One woman’s comments hit me quite to the core. She said something like this, “I am so overwhelmed to be voting for who I believe will be the next president of our country, Hillary Clinton, a woman. I thought of my grandmother, who passed in 1997 and in her lifetime women were granted the right to vote in 1920. She would be so happy to know her daughter and her granddaughter voted today. I am blown away on how far we have come.”
At this moment my thoughts drifted to Susan B. Anthony, the leader behind the 19th Century Suffrage movement. With Elizabeth Cady Stanton by her side. Susan became the essence of 19th Century Activist. As I took a moment to day dream of her accomplishments, they are almost beyond belief.
Here are a few:
- As a Suffragist, she and Elizabeth Cady Stanton began the work of woman’s suffrage in 1852. Bitterly disappointed that the Republicans left them by the wayside in passing the 15th amendment, in 1866 they founded the American Equal Rights Association. In 1872, Anthony and 3 other women were arrested in Rochester NY for voting in an election. Found guilty, they refused to pay the fines thereby losing any right to appeal. In years to come, Anthony appeared before ever congress from 1869 to 1906 advocating for a woman’s right to vote. In 1877 when she raised 10,000 signatures in 26 states petitioning this right, Congress laughed at her. This never slowed her though from her life’s work.
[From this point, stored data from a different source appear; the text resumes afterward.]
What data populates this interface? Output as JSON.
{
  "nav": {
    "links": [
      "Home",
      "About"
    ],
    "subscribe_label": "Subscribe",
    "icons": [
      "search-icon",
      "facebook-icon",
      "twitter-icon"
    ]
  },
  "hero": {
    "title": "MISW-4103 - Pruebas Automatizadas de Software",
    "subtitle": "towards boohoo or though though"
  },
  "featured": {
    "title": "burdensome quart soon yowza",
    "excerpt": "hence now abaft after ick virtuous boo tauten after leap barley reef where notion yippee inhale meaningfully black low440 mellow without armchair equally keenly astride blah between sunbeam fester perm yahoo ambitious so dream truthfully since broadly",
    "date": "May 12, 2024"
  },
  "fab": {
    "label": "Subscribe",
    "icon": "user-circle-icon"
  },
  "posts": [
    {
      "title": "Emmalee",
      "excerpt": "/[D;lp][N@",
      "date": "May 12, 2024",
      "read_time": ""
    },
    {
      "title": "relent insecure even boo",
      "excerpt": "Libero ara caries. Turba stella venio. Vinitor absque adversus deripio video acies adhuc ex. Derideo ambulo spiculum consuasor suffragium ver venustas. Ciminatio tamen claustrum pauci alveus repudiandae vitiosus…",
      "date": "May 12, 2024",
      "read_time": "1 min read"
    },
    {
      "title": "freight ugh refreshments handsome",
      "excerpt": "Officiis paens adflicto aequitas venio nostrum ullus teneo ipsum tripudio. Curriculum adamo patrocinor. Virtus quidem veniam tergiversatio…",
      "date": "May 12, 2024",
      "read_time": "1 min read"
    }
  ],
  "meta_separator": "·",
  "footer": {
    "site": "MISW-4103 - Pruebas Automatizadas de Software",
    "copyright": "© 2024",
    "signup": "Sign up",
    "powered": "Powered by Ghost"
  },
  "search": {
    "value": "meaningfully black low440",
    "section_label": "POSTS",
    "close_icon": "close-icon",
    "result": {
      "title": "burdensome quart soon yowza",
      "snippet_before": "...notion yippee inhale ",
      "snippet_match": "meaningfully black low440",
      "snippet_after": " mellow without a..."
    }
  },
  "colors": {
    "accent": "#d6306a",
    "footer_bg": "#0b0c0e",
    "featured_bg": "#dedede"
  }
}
- As an Abolitionist, Antony worked with the American Anti-Slavery Society. Despite public threats and violence, she helped push the movement through arranging meetings and distributing informational leaflets. In 1863, Anthony and Stanton organized the Women’s National Loyal League to help push the 13th amendment to outlaw Slavery. While Afro- Americans gained their freedom and the right to vote in the 15th amendment, women were left behind from that precious right of citizenship.
- As an Educational Reformer, Anthony pushed for better pay for female teachers and equal educational opportunities regardless of race or gender. In the late 1890s, Anthony raised $50,000 (including putting up the cash value of her own life insurance policy) to hold the University of Rochester to a promise that if she did so, women would be admitted to the university as students. They were in 1900.
- As a Labor Activist, Susan started her own newspaper in 1868, The Revolution. Its masthead, “Men their rights, and nothing more; women, their rights, and nothing less.” Here, she constantly advocated for basic rights such as an 8 hour work day, equal pay for equal work, promoting buying American products and the right for women to be able to vote. In the late 1890s, when she was president of the National American Women Suffrage Association, her organization worked to gain the support or organized labor.
Susan B. Anthony died in 1906, 14 years before the 19th amendment was passed guarantying our right as a woman in the United States of America to vote.
On Election Day in Rochester N.Y. hundreds flock to her grave and paste it with, “I voted,” stickers. Today, November 8, 2016, the line is long and the cemetery has promised to stay open late to accommodate the crowds. I am choked with emotion as a woman at this amazing tribute to the driving force which allowed us, as women, to finally get the right to vote.
By tonight we will have elected the first woman president of our country. Personally, I believe we are as divided as a nation since the Civil War. Bigotry, hatred, and violence have been reignited in this campaign as something that is acceptable by society. It is with my sincerest pray and hopes that Hillary Clinton can begin healing the great divide such as Lincoln did some 140 years ago.
In closing, I say a humble, thank you, Susan B. Anthony, for your courage. It is because of women like you that we as a nation look to continue as the bastion of freedom for all who love in this country.